Era giugno 2005 quando Steve Jobs aveva appena commosso centinaia di studenti dell’Università di Stanford. Lui era stato invitato come ospite d’onore, doveva parlare del futuro e per farlo scelse di raccontare il suo passato di bambino abbandonato. «Nella mia vita ho mollato tutto. È una storia che è iniziata prima che nascessi». Jobs raccontò di quella mamma studentessa caparbia e decisa, e di quella clausola posta per l’adozione: «solo a laureati», lei che voleva che il suo bambino crescesse tra gente che capisse l’importanza dell’istruzione. «Mi aveva scelto una coppia di avvocati, ma quando videro che ero un maschio venni rifiutato. Con la seconda coppia andò meglio, ma non era laureata. Anzi, mio padre non aveva neppure finito il liceo. Mia madre firmò i documenti per l’adozione solo quando si mise per iscritto che mi avrebbero mandato all’università». Il discorso del 2005 è diventato famoso, una specie di testamento del fondatore di Apple.

«Siate affamati, siate folli. Guardate sempre avanti, dovete avere pazienza e non arrendervi», incitava lui da quel palchetto. I ragazzi erano lì a guardarlo con occhi spalancati pieni di ammirazione. «Credete sempre in qualcosa e alla fine guardandovi indietro scoprirete che la vita è fatta di puntini che si sono uniti». Ma John Jandali non è mai rientrato nella costellazione di Steve. Un bambino abbandonato è diverso dagli altri, e il rifiuto se lo porta addosso per tutta la vita. È così che il caos diventa destino, una fede da dimostrare agli altri che diventa successo sfacciato e geniale da sbattere in faccia anche a quel Jandali che non ti ha mai cercato, neppure quando avevi assoldato un investigatore per ritrovarlo.
Oggi probabilmente quella voglia di ricucire è passata. Forse è davvero tardi. C’è la malattia, i giorni da spendere con chi ti è stato vicino. «Se potessi tornare indietro cambierei molte cose», assicura Jandali.

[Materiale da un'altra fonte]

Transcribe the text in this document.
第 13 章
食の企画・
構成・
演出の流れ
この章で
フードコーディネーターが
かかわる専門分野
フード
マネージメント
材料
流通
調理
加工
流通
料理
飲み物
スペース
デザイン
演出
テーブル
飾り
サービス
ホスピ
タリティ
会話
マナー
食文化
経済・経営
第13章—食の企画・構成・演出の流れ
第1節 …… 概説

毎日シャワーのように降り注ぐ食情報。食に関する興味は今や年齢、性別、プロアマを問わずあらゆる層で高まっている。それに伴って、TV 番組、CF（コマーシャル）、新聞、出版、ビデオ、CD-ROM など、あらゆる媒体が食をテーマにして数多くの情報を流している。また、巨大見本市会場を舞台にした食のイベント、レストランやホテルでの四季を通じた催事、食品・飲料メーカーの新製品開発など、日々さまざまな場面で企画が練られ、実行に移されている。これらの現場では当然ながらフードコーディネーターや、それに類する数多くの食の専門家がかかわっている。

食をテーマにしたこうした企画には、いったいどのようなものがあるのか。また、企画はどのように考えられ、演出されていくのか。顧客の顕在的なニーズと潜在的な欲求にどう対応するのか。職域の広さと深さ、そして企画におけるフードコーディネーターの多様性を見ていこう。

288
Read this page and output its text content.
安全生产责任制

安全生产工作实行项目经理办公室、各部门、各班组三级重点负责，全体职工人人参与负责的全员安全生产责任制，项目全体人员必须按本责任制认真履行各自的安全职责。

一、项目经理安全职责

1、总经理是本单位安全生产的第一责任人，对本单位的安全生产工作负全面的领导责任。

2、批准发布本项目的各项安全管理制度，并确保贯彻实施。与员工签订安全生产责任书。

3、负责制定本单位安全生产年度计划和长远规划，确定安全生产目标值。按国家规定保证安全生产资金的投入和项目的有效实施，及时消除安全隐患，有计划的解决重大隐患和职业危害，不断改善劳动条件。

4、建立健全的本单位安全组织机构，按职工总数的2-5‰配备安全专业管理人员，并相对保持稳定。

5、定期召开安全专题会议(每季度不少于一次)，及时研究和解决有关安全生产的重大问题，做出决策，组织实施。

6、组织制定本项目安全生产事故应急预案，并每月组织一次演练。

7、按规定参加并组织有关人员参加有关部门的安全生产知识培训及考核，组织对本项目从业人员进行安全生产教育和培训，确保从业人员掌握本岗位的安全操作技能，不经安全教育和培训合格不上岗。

«E a maggior ragione negli ultimi anni dopo che ho saputo che mio figlio è malato. Può suonare strano, ma non sono preparato, ad alzare la cornetta e telefonargli». E invece strano non sembra a nessuno, visto che per cinquant’anni non ha sentito il bisogno di farlo. Jandali vorrebbe che fosse Steve a fare il primo passo perché il suo «orgoglio siriano» è più forte, perché non si sospetti che lo fa per interesse. «Ho i miei soldi, sono vice direttore di un casinò a Reno, in Nevada. Ciò che non ho è mio figlio».

Ma forse, ormai, indietro non si torna più.